Nairobi, Sep 28 (UNI) Coming down harshly on the International Cricket Council, the Cricket Kenya said lack of support from the ICC was the primary reason behind the present crisis of cricket affairs in this East African nation.
Cricket Kenya's chief executive Tom Tikolo said here yesterday, ''The ICC will have to do more if wanted to save cricket in Kenya, a country that reached the 2003 world cup semifinals but is now struggling to survive at the international arena.'' ''We are under-funded and feel completely ignored,'' Tikolo told mediapersons.
''The ICC is giving us a grant but it's far from enough. The government help is non-existent while sponsorship is scarce. We are looking towards the international cricket community for support,'' he stressed.
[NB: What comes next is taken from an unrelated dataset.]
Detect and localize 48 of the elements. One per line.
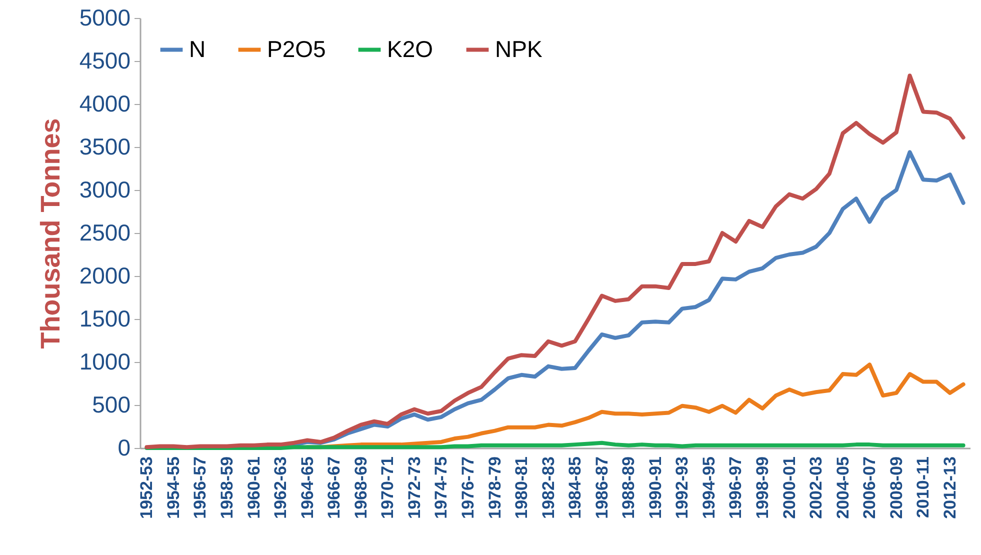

It came as a surprise to the cricket world, when the Kenyans reached the World Cup last-four in 2003 but since then the graph has been on a decline.
The Kenyans, who are to feature in the ICC World Cup qualifiers for the 2011 event next April, are lacking in confidence ahead of the 12-nation event which will see the top four making the cut for the quadrennial spectacle to be hosted by Pakistan, India, Bangladesh and Sri Lanka.
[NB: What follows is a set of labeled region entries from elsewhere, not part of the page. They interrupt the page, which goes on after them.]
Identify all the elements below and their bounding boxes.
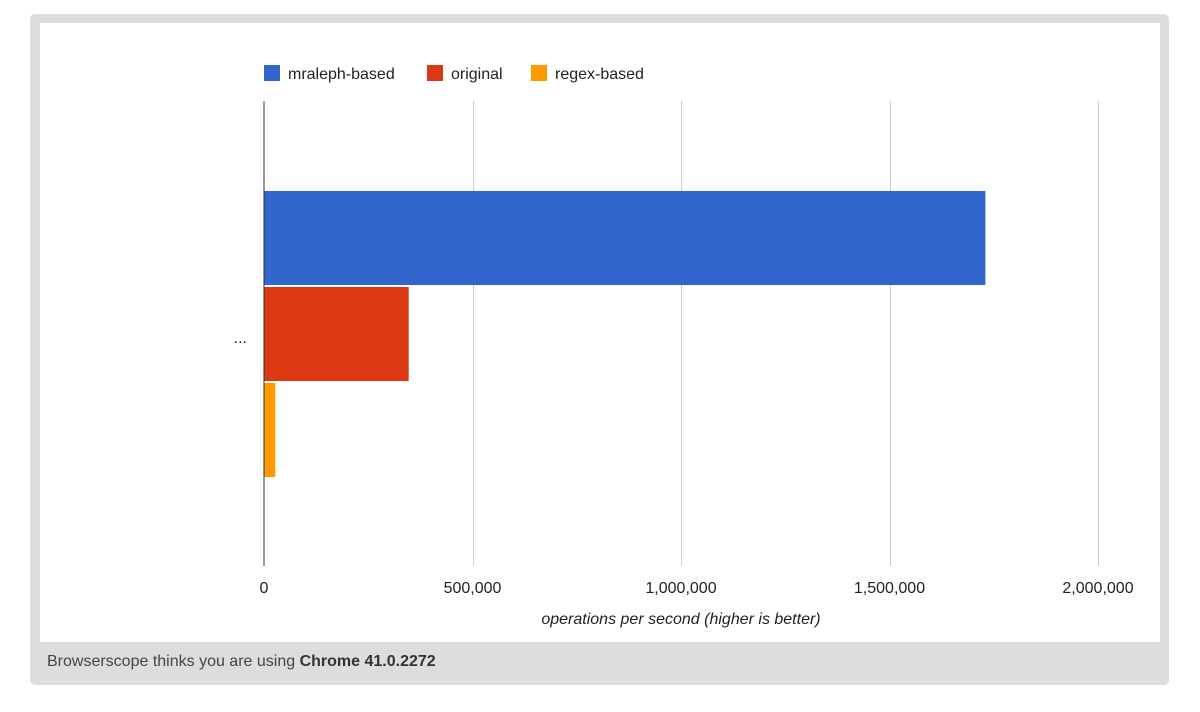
- bar-regex-based: [264, 383, 276, 477]
- legend-label: original: [451, 66, 503, 83]
- category-label: ...: [234, 330, 247, 347]
- x-axis-title: operations per second (higher is better): [541, 611, 820, 628]
- footer-prefix: Browserscope thinks you are using: [47, 653, 300, 670]
- gridlines: [473, 101, 1099, 566]
- browser-detection-footer: Browserscope thinks you are using Chrome…: [47, 653, 436, 671]
- x-tick-labels: 0 500,000 1,000,000 1,500,000 2,000,000: [260, 580, 1134, 597]
- x-tick-label: 1,000,000: [645, 580, 716, 597]
- legend-swatch-original: [427, 65, 443, 81]
- x-tick-label: 2,000,000: [1062, 580, 1133, 597]
- legend: mraleph-based original regex-based: [264, 65, 644, 83]
- bar-chart: mraleph-based original regex-based ... 0 50…: [234, 65, 1134, 628]
- legend-label: regex-based: [555, 66, 644, 83]
- bar-original: [264, 287, 409, 381]
- x-tick-label: 0: [260, 580, 269, 597]
- legend-swatch-mraleph-based: [264, 65, 280, 81]
- footer-browser-name: Chrome 41.0.2272: [299, 653, 436, 670]
- x-tick-label: 500,000: [444, 580, 502, 597]
- x-tick-label: 1,500,000: [854, 580, 925, 597]
- bars: [264, 191, 986, 477]
- legend-swatch-regex-based: [531, 65, 547, 81]
- browserscope-results-frame: mraleph-based original regex-based ... 0 50…: [30, 14, 1169, 685]
- bar-mraleph-based: [264, 191, 986, 285]
- category-labels: ...: [234, 330, 247, 347]
- legend-label: mraleph-based: [288, 66, 395, 83]
- chart-panel: mraleph-based original regex-based ... 0 50…: [40, 23, 1160, 642]
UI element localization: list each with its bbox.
However, in the ongoing series against the visiting Pakistan academy, Kenya looked quite vulnerable against Pakistan.
Tikolo blames lack of exposure to Kenyans cricketers for their poor performances.
''We need to play more competitive games,'' he said. ''We have to play against stronger sides otherwise it is going to be very difficult to bring any improvement in our performance,'' Tokolo added.
He further said lack of funds and a dearth of matches against stronger teams have pushed the Kenyan cricket backward.
Tikolo, elder brother of Kenya captain Steve Tikolo, revealed that Cricket Kenya needs at least 1.2 million dollar to run the sport professionally in the country but there is a shortfall of around 500,000 dolar.
''Kenya get 450,000 dolar from the ICC, 150,000 dollar from TV rights and 100,000 dollar from a newly-acquired sponsorship from a local company tusker.
''What we get currently is just not enough,'' he said.
''Kenya doesn't have a cricket culture which is why we badly need a proper schools structure to find new players and that is not possible without proper funding.'' On Kenya becoming a Test side, Tikolo said, ''We would have become a Test side long ago if we had some big brothers.'' ''Just before Bangladesh became a Test side we were beating them hollow and now we are nowhere in world cricket,'' he lamented.